Public policies that leave public disorder unchecked hurt working-class Americans. “Restorative justice” initiatives prevent teachers from suspending disruptive students for fear of creating a “school to prison pipeline.” Restrictions on civil commitment force transit workers to supervise subway cars full of deranged street people. Efforts to stop police from dismantling homeless encampments risk leaving sanitation workers to go it alone. Progressives loathe the idea of setting the underclass against the working class when what those two groups should be doing is uniting against privileged elites, but expressions of abstract political commitment are different from the day-to-day obligations of governance. Running a government routinely entails taking sides between the security guard making $40,000 a year and the welfare mother having a bad day.

We have security guards at welfare centers to protect the integrity of the welfare state, which has rules governing eligibility for means-tested benefits. We could simply distribute child care vouchers and welfare checks to everyone who claimed they needed them, but that would create risk of fraud, which is bad for the welfare state’s reputation.

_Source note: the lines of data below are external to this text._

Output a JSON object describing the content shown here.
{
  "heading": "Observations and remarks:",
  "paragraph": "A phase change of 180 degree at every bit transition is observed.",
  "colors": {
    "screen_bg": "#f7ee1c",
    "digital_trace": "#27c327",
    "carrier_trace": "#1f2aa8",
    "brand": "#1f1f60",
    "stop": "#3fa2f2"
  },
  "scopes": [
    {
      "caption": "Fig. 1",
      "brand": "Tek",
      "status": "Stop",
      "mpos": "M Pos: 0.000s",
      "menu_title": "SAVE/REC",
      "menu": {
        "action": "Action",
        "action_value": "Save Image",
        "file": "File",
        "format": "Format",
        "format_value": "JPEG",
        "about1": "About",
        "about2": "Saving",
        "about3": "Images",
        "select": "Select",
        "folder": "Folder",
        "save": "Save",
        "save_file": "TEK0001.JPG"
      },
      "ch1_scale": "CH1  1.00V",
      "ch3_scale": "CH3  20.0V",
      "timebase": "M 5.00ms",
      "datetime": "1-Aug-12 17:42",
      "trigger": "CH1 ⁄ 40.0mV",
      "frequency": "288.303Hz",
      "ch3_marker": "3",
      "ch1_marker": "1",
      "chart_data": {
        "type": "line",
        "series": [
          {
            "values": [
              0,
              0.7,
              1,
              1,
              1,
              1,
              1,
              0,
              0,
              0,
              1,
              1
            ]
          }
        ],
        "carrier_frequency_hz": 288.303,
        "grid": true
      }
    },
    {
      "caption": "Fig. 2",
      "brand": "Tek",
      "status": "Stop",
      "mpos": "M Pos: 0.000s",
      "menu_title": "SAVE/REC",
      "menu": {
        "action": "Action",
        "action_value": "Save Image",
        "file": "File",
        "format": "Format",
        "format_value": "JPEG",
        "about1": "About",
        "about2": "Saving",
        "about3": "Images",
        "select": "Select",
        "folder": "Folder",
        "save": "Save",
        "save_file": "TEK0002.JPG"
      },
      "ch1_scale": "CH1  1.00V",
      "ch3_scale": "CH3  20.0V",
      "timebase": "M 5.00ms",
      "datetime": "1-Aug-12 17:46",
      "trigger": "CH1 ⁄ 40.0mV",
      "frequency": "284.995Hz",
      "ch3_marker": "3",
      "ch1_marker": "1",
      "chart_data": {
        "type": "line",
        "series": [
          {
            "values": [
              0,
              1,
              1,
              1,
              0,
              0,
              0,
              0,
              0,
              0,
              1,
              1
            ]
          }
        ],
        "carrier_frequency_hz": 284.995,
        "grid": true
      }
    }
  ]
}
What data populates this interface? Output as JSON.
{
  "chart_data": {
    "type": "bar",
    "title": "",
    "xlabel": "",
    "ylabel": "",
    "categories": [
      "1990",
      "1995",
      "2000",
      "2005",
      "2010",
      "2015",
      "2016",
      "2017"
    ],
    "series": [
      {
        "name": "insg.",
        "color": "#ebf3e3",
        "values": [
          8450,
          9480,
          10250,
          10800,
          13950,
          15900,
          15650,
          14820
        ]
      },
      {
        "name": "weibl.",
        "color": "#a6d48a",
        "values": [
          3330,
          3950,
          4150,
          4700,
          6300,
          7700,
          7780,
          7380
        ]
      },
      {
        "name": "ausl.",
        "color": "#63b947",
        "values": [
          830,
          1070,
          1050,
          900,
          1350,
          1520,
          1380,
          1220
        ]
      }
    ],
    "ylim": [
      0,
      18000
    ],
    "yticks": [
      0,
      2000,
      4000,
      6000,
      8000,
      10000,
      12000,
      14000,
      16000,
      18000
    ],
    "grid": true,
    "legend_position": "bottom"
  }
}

Welfare fraud comes up fairly often in journalistic accounts of low-income culture. Progressives are not conscience-stricken by the idea of welfare fraud, because they figure only desperate people try to “get over.” But as a question of real-world political tactics, anyone serious about trying to expand the welfare state must care about its reputation. Verifying eligibility for means-tested benefits sometimes takes time. Waiting to obtain benefits can be tense.

Barron usefully draws our attention to what he calls New York City’s “municipal deep state.” We think of the federal deep state as having arisen based on progressives’ belief that their agenda is too important to hinge on electoral outcomes. Extra-constitutional means must be developed when constitutional means are unavailing. Though New York City progressives have no trouble winning elections, there’s still a deep state, a cohort of government managers in between the rank and file and elected officials. One important function they serve is to provide a progressive conscience for when electeds are at risk of going wobbly. New York’s deep state actors amplify, for Democratic politicians, the reputational consequences of departing from progressive norms. Probably, that’s also a function that the D.C.-based deep state performs. Is there a similarly assertive group that serves as the conservative conscience for Republican politicians?